DigitalOcean Snapshot Region Transfer Explained | Generated by AI

Home 2026.06

Question: What does “Add snapshot to additional regions” mean in DigitalOcean? And what about volume snapshots — can we transfer regions?

Answer:

Snapshot Region Transfer in DigitalOcean

What it means

When you create a Droplet snapshot, it’s initially stored only in the datacenter region where the Droplet lives (in your case, ATL1).

“Add snapshot to additional regions” means: copy that snapshot image to other DO datacenters so you can spin up an identical Droplet (same OS, packages, config, data) in a different region.

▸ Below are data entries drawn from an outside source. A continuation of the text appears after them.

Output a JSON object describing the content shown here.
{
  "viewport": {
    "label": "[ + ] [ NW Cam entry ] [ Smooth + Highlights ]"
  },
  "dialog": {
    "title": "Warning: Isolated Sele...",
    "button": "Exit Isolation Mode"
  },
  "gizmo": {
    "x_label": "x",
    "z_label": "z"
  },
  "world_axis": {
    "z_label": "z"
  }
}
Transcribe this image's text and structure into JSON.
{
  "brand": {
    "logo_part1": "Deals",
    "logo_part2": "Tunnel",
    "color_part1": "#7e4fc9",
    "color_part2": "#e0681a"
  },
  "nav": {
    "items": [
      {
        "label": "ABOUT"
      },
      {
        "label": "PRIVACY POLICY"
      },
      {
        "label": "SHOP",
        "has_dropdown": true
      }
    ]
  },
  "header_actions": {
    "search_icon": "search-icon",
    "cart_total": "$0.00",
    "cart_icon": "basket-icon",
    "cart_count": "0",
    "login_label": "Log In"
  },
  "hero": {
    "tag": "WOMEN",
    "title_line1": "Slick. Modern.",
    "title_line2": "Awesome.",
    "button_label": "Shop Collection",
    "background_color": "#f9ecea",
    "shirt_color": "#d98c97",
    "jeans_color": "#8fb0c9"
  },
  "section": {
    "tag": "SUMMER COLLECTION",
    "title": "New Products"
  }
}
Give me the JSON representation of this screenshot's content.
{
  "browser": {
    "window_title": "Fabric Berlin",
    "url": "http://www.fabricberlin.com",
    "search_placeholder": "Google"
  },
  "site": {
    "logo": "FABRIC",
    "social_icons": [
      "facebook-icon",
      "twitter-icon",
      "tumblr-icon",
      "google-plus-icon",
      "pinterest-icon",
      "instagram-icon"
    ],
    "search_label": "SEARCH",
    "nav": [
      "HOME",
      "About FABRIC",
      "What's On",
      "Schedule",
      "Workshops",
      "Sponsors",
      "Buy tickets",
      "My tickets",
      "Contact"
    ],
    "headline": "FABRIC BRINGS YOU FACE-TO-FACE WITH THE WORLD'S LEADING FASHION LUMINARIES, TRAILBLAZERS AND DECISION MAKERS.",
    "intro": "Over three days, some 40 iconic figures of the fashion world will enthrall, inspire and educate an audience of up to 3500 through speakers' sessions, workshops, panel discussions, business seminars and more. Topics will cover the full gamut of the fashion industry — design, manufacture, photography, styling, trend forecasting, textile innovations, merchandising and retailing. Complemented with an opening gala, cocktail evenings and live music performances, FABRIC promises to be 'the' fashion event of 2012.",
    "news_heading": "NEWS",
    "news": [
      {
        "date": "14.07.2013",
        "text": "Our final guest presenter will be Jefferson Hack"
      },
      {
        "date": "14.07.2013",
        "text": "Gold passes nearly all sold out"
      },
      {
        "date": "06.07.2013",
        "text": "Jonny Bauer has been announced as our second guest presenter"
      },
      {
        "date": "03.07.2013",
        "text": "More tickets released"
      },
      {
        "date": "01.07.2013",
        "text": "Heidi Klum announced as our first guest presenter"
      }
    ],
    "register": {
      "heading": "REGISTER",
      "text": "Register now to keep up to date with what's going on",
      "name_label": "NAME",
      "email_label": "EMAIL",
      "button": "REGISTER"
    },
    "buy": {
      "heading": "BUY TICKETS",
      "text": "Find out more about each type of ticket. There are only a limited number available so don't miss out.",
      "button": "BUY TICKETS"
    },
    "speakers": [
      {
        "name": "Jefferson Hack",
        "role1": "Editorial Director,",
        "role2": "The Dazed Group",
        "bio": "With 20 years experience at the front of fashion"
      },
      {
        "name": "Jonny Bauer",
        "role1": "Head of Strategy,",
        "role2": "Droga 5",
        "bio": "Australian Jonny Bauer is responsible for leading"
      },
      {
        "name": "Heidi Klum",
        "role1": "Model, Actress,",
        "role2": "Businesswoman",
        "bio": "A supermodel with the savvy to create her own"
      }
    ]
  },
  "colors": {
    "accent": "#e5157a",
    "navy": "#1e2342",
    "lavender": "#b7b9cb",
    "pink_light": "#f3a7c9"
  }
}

gpu-mi300x-snapshot-20260601 (ATL1, 30.62 GB)
       │
       ├──► ATL1  ✓ (already here)
       ├──► NYC1  ← you can add this
       ├──► SFO3  ← or this
       └──► SGP1  ← or this

Once copied, you go to Create Droplet → From Snapshot in the target region and launch a new Droplet from it. This is how you clone your MI300X environment to another region if needed.

Key points:


Volume Snapshots — same idea, different scope

  Droplet Snapshot Volume Snapshot
What it captures Entire Droplet disk (OS + data) Just the Block Storage volume
Region transfer ✅ Yes ✅ Yes (same UI)
Restore as New Droplet in any region New Volume in target region
Use case Clone full machine Move persistent data disk separately

Volume snapshots work identically — you can copy them to other regions and then create a new Block Storage volume from it there. This is useful if your data volume is separate from your Droplet and you want to migrate or replicate just the data.


Practical workflow for your AMD Dev Cloud setup

If you want to spin up your MI300X environment in a second region (say you want lower latency or redundancy):

# 1. From DO UI or CLI: copy snapshot to new region
doctl compute snapshot get <snapshot-id>
doctl compute droplet create \
  --region sfo3 \
  --image <snapshot-id> \
  --size gpu-mi300x-192gb \
  --ssh-keys <your-key-id> \
  my-mi300x-sfo3

The new Droplet will boot with your exact environment — same conda envs, same model weights, same dotfiles — just in a different geographic region.

Bottom line: it’s a region-copy mechanism for disaster recovery, latency optimization, or spinning up identical GPU environments in parallel across regions.